Sind diese Punkte geklärt, ist es Aufgabe der Arbeitgeber- und Arbeitnehmervertreter, die resultierende Personalpolitik zu definieren – dazu gehört auch die Gestaltung der Vorsorgelösung. Das wäre eine Stärkung, keine Schwächung der Sozialpartnerschaft.
Langfristige Sicherung der 2. Säule
Manche mahnen, dass Individualisierungsmöglichkeiten die Unterschiede der 2. Säule (die obligatorische kollektive berufliche Vorsorge) und der 3. Säule (individuelle und freiwillige Vorsorge) verwischen. Diese Kritiker unterschlagen aber gerne die schleichende «AHV-isierung» der beruflichen Vorsorge. Hier lauert ein viel grösseres Risiko.

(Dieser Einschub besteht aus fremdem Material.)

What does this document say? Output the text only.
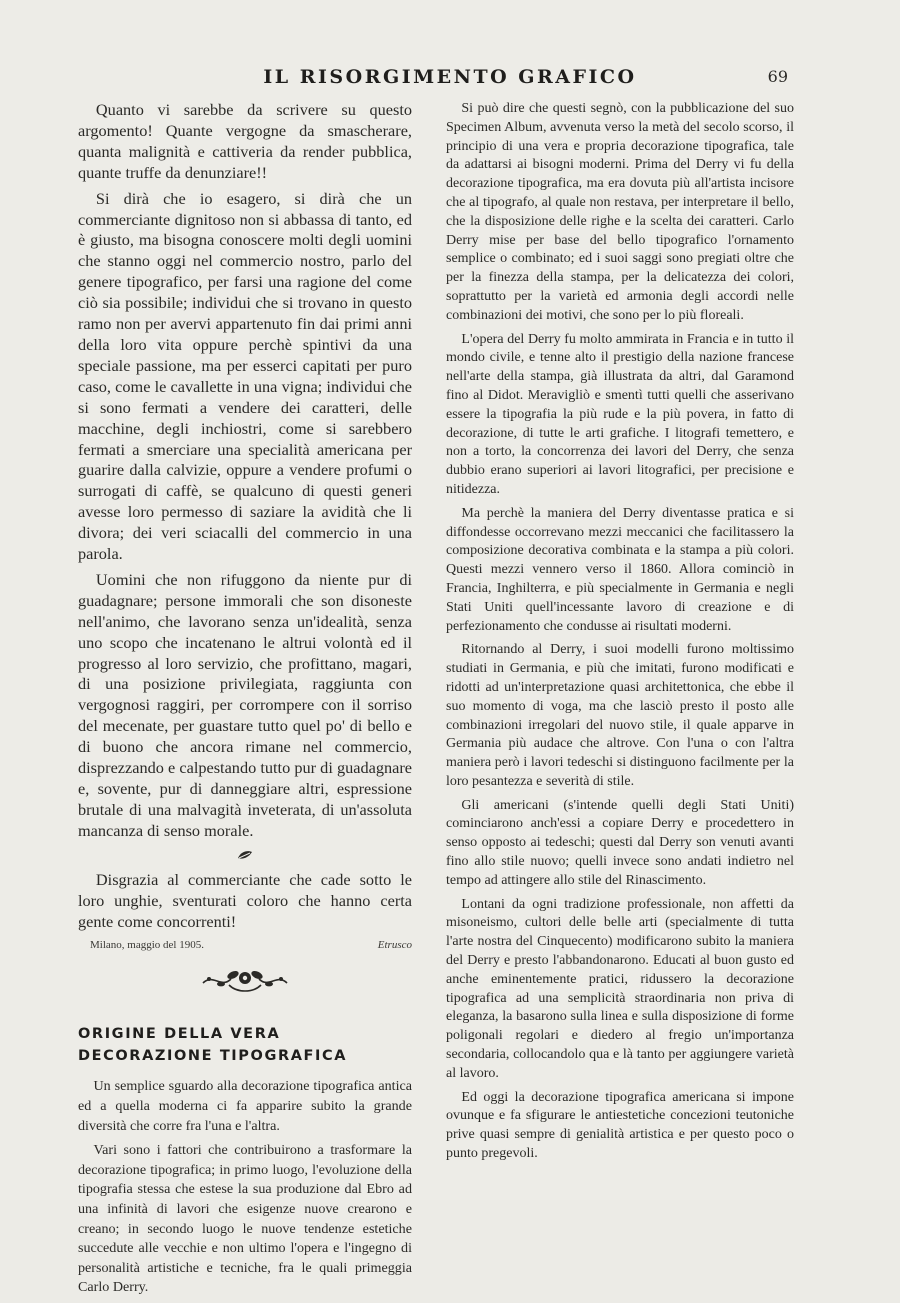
IL RISORGIMENTO GRAFICO	69

Quanto vi sarebbe da scrivere su questo argomento! Quante vergogne da smascherare, quanta malignità e cattiveria da render pubblica, quante truffe da denunziare!!

Si dirà che io esagero, si dirà che un commerciante dignitoso non si abbassa di tanto, ed è giusto, ma bisogna conoscere molti degli uomini che stanno oggi nel commercio nostro, parlo del genere tipografico, per farsi una ragione del come ciò sia possibile; individui che si trovano in questo ramo non per avervi appartenuto fin dai primi anni della loro vita oppure perchè spintivi da una speciale passione, ma per esserci capitati per puro caso, come le cavallette in una vigna; individui che si sono fermati a vendere dei caratteri, delle macchine, degli inchiostri, come si sarebbero fermati a smerciare una specialità americana per guarire dalla calvizie, oppure a vendere profumi o surrogati di caffè, se qualcuno di questi generi avesse loro permesso di saziare la avidità che li divora; dei veri sciacalli del commercio in una parola.

Uomini che non rifuggono da niente pur di guadagnare; persone immorali che son disoneste nell'animo, che lavorano senza un'idealità, senza uno scopo che incatenano le altrui volontà ed il progresso al loro servizio, che profittano, magari, di una posizione privilegiata, raggiunta con vergognosi raggiri, per corrompere con il sorriso del mecenate, per guastare tutto quel po' di bello e di buono che ancora rimane nel commercio, disprezzando e calpestando tutto pur di guadagnare e, sovente, pur di danneggiare altri, espressione brutale di una malvagità inveterata, di un'assoluta mancanza di senso morale.

Disgrazia al commerciante che cade sotto le loro unghie, sventurati coloro che hanno certa gente come concorrenti!

Milano, maggio del 1905.	Etrusco
ORIGINE DELLA VERA DECORAZIONE TIPOGRAFICA

Un semplice sguardo alla decorazione tipografica antica ed a quella moderna ci fa apparire subito la grande diversità che corre fra l'una e l'altra.

Vari sono i fattori che contribuirono a trasformare la decorazione tipografica; in primo luogo, l'evoluzione della tipografia stessa che estese la sua produzione dal Ebro ad una infinità di lavori che esigenze nuove crearono e creano; in secondo luogo le nuove tendenze estetiche succedute alle vecchie e non ultimo l'opera e l'ingegno di personalità artistiche e tecniche, fra le quali primeggia Carlo Derry.

Si può dire che questi segnò, con la pubblicazione del suo Specimen Album, avvenuta verso la metà del secolo scorso, il principio di una vera e propria decorazione tipografica, tale da adattarsi ai bisogni moderni. Prima del Derry vi fu della decorazione tipografica, ma era dovuta più all'artista incisore che al tipografo, al quale non restava, per interpretare il bello, che la disposizione delle righe e la scelta dei caratteri. Carlo Derry mise per base del bello tipografico l'ornamento semplice o combinato; ed i suoi saggi sono pregiati oltre che per la finezza della stampa, per la delicatezza dei colori, soprattutto per la varietà ed armonia degli accordi nelle combinazioni dei motivi, che sono per lo più floreali.

L'opera del Derry fu molto ammirata in Francia e in tutto il mondo civile, e tenne alto il prestigio della nazione francese nell'arte della stampa, già illustrata da altri, dal Garamond fino al Didot. Meravigliò e smentì tutti quelli che asserivano essere la tipografia la più rude e la più povera, in fatto di decorazione, di tutte le arti grafiche. I litografi temettero, e non a torto, la concorrenza dei lavori del Derry, che senza dubbio erano superiori ai lavori litografici, per precisione e nitidezza.

Ma perchè la maniera del Derry diventasse pratica e si diffondesse occorrevano mezzi meccanici che facilitassero la composizione decorativa combinata e la stampa a più colori. Questi mezzi vennero verso il 1860. Allora cominciò in Francia, Inghilterra, e più specialmente in Germania e negli Stati Uniti quell'incessante lavoro di creazione e di perfezionamento che condusse ai risultati moderni.

Ritornando al Derry, i suoi modelli furono moltissimo studiati in Germania, e più che imitati, furono modificati e ridotti ad un'interpretazione quasi architettonica, che ebbe il suo momento di voga, ma che lasciò presto il posto alle combinazioni irregolari del nuovo stile, il quale apparve in Germania più audace che altrove. Con l'una o con l'altra maniera però i lavori tedeschi si distinguono facilmente per la loro pesantezza e severità di stile.

Gli americani (s'intende quelli degli Stati Uniti) cominciarono anch'essi a copiare Derry e procedettero in senso opposto ai tedeschi; questi dal Derry son venuti avanti fino allo stile nuovo; quelli invece sono andati indietro nel tempo ad attingere allo stile del Rinascimento.

Lontani da ogni tradizione professionale, non affetti da misoneismo, cultori delle belle arti (specialmente di tutta l'arte nostra del Cinquecento) modificarono subito la maniera del Derry e presto l'abbandonarono. Educati al buon gusto ed anche eminentemente pratici, ridussero la decorazione tipografica ad una semplicità straordinaria non priva di eleganza, la basarono sulla linea e sulla disposizione di forme poligonali regolari e diedero al fregio un'importanza secondaria, collocandolo qua e là tanto per aggiungere varietà al lavoro.

Ed oggi la decorazione tipografica americana si impone ovunque e fa sfigurare le antiestetiche concezioni teutoniche prive quasi sempre di genialità artistica e per questo poco o punto pregevoli.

Aufgrund der zu hohen Umwandlungssätze fliessen jährlich 7 Milliarden Franken von Aktiven zu Rentnern. Das entspricht jährlich rund 1700 Franken pro Versichertem. Statt das eigene Kapital aufzubauen, um eine solide Rente zu sichern, müssen die Jungen laufende Renten finanzieren. Das ist nichts anders als eine Umlagekomponente, wie sie nur in der 1. Säule – der AHV – vorgesehen ist. Auch sind Angriffe auf das ersparte Kapital der Versicherten politisch salonfähig geworden. Das Kapitalbezugsverbot bei der Pensionierung oder bei der Aufnahme einer selbständigen Tätigkeit sind kein Tabu mehr.
Statt Individualisierungsmöglichkeiten einschränken zu wollen, sollte man sie ausbauen. Die freie Wahl der Pensionskasse würde die Mitarbeiter daran erinnern, dass das Vorsorgekapital ihnen gehört: nicht der Kasse, nicht dem Arbeitgeber und auch nicht dem Staat. Mehr Möglichkeiten, die berufliche Vorsorge nach den eigenen Bedürfnissen zu gestalten, sind der beste Garant gegen die drohende Überführung der 2. Säule ins Umlageverfahren.
Dieser Beitrag ist in der redaktionellen Beilage zum Thema Vorsorge und Krankenkasse in der «Sonntagszeitung» vom 18. Oktober 2020 erschienen.